Dig Baton Rouge

Moon Taxi

By Katie Andress

Moon Taxi traveled through the Baton Rouge area last week to give an amazing performance for their local fans, old and new. The Nashville natives, who are known for their live shows, definitely lived up to their reputation with pulsating instrumental breaks and matching lighting effects. The seasoned performers have been featured on The Late Show with David Letterman and Conan, as well as performing at Bonnaroo and Wakarusa. They are also scheduled to attend Lollapolooza and Austin City Limits later this year.

The band opened with Pink Floyd’s, “Brick in the Wall,” which instantly grasped the audience’s attention and sustained it throughout the night. The crowd immediately started singing along with Trevor Terndrup, lead singer for Moon Taxi, and never stopped. “All Day and All Night,” from Moon Taxi’s third album, Daybreaker, was next. Its catchy lyrics and upbeat melody, like many of the other songs in Moon Taxi’s set, kept the crowd engaged throughout the night. Long instrumental solos from drummer, Tyler Ritter, and guitar player, Spencer Thomson, drove the crowd wild and took us on a rollercoaster journey of sound with constant pulsating rhythms.

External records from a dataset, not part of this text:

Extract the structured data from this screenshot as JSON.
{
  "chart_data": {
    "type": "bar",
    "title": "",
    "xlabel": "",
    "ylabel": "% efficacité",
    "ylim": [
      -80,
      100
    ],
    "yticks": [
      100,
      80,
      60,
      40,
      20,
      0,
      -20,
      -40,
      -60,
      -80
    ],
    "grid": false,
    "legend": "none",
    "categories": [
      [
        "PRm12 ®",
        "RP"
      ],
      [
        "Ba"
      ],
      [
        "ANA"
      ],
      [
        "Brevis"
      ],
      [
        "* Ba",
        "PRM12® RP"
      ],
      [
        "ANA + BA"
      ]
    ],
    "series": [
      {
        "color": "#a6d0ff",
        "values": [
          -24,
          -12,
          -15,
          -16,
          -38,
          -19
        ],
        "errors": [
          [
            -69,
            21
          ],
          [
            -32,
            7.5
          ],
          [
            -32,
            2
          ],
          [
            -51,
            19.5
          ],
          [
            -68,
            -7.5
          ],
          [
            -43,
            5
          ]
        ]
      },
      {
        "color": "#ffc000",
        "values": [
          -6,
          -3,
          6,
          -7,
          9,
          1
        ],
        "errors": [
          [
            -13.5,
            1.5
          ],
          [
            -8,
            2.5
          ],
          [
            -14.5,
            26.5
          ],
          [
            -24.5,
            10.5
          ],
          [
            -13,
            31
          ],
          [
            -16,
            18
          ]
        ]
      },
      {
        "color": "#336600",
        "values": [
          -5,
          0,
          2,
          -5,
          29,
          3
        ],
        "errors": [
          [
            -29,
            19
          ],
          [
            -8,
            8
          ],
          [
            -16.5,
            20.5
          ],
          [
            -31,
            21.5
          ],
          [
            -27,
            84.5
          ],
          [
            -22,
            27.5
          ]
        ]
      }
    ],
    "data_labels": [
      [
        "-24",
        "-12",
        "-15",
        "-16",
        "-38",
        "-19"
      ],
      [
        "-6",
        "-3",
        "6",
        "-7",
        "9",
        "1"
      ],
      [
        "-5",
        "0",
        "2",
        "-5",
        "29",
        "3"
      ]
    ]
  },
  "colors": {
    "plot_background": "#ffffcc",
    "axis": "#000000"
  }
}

The next song, “River Water,” from the group’s Mountains Beaches Cities album, slowed things down a bit and took the crowd to a night on the river bank. The green and blue lights gave the feel of an actual river side party. Everyone was singing and “dancing in the river water,” as the titled lyric goes. The repetitive nature of the song had a calming effect on the crowd, until the instrumental bridge that brought it up again. These instrumental bridges were a constant theme throughout the show, which kept the crowd engaged and interactive throughout the set. A great example of one of those interactive songs was “Whiskey Sunset,” from Moon Taxi’s debut album, Cabaret. The crowd knew instantly which song was playing before any of the lyrics were ever sung.

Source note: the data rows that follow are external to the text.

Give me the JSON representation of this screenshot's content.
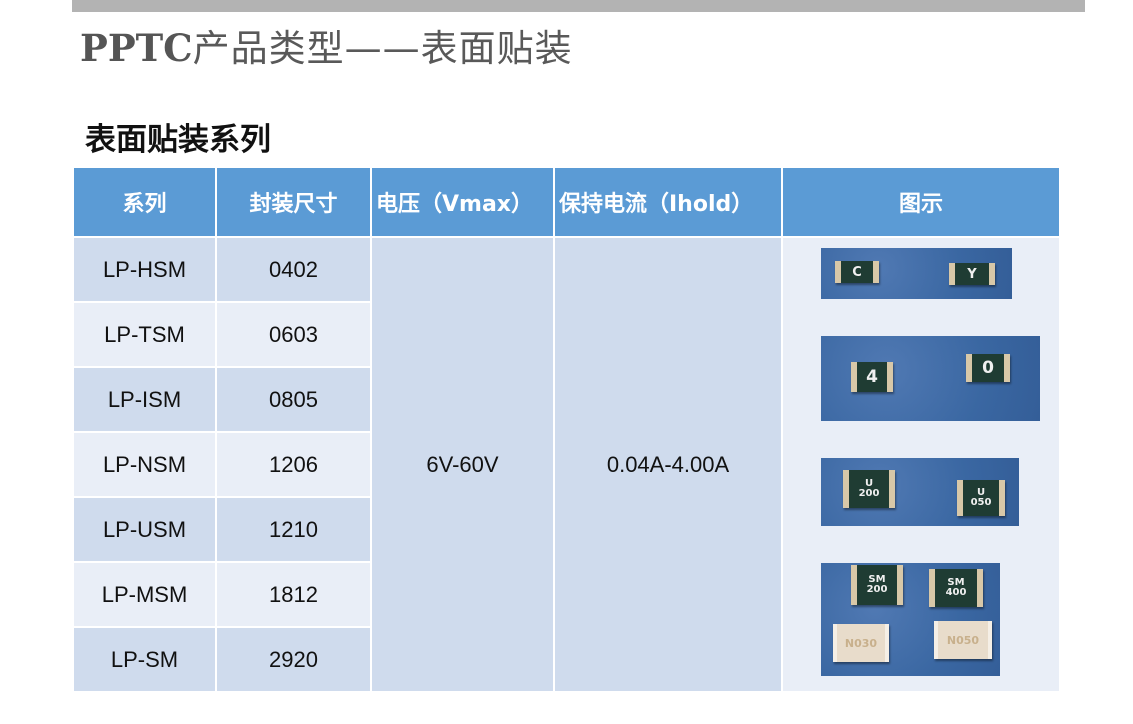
{
  "header": {
    "brand": "PPTC",
    "title": "产品类型——表面贴装"
  },
  "section_title": "表面贴装系列",
  "table": {
    "columns": [
      "系列",
      "封装尺寸",
      "电压（Vmax）",
      "保持电流（Ihold）",
      "图示"
    ],
    "rows": [
      {
        "series": "LP-HSM",
        "package": "0402"
      },
      {
        "series": "LP-TSM",
        "package": "0603"
      },
      {
        "series": "LP-ISM",
        "package": "0805"
      },
      {
        "series": "LP-NSM",
        "package": "1206"
      },
      {
        "series": "LP-USM",
        "package": "1210"
      },
      {
        "series": "LP-MSM",
        "package": "1812"
      },
      {
        "series": "LP-SM",
        "package": "2920"
      }
    ],
    "voltage": "6V-60V",
    "hold_current": "0.04A-4.00A"
  },
  "photos": [
    {
      "chips": [
        "C",
        "Y"
      ]
    },
    {
      "chips": [
        "4",
        "0"
      ]
    },
    {
      "chips": [
        "U 200",
        "U 050"
      ]
    },
    {
      "chips": [
        "SM 200",
        "SM 400",
        "N030",
        "N050"
      ]
    }
  ],
  "colors": {
    "header_bg": "#5b9bd5",
    "row_dark": "#cfdbed",
    "row_light": "#e9eef7",
    "top_bar": "#b3b3b3"
  }
}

Moon Taxi is set to release their third album, Daybreaker, in early October during its run through the Austin City Limits music festival. This album is especially different for the band because it’s the first time all five members of the band were in studio, performing as a whole, as opposed to self-producing pieces of songs at home. This new process gives “an old school feel to the album,” said Wes Bailey, keyboard player, in an interview with DIG. “It felt like it was from the 70’s and was a very cool, kind of old school approach.” Bailey went on to say that the group wanted to do something really different and special for this new album. “We wanted something that represented our live show a little more,” said Bailey, and showcases the sheer talent that this group of five musicians actually has. These guys can actually play music and do not solely rely on synthetics and special vocal effects to make their songs unique; the songs speak for themselves, which is something Bailey hoped his audience would take away from the show. He also stated that the new album represented a new chapter in their constantly evolving story to be shared with their fans. “’Year Zero,’ the first track, represents the beginning of a new day. Then All Day and All Night is sort of living in it and ‘Rooftops,’ the last song, is sort of a lullaby. It sort of puts you back down to sleep,” said Bailey, “If you were to start the album over, it’d be like waking up again, like a day break.”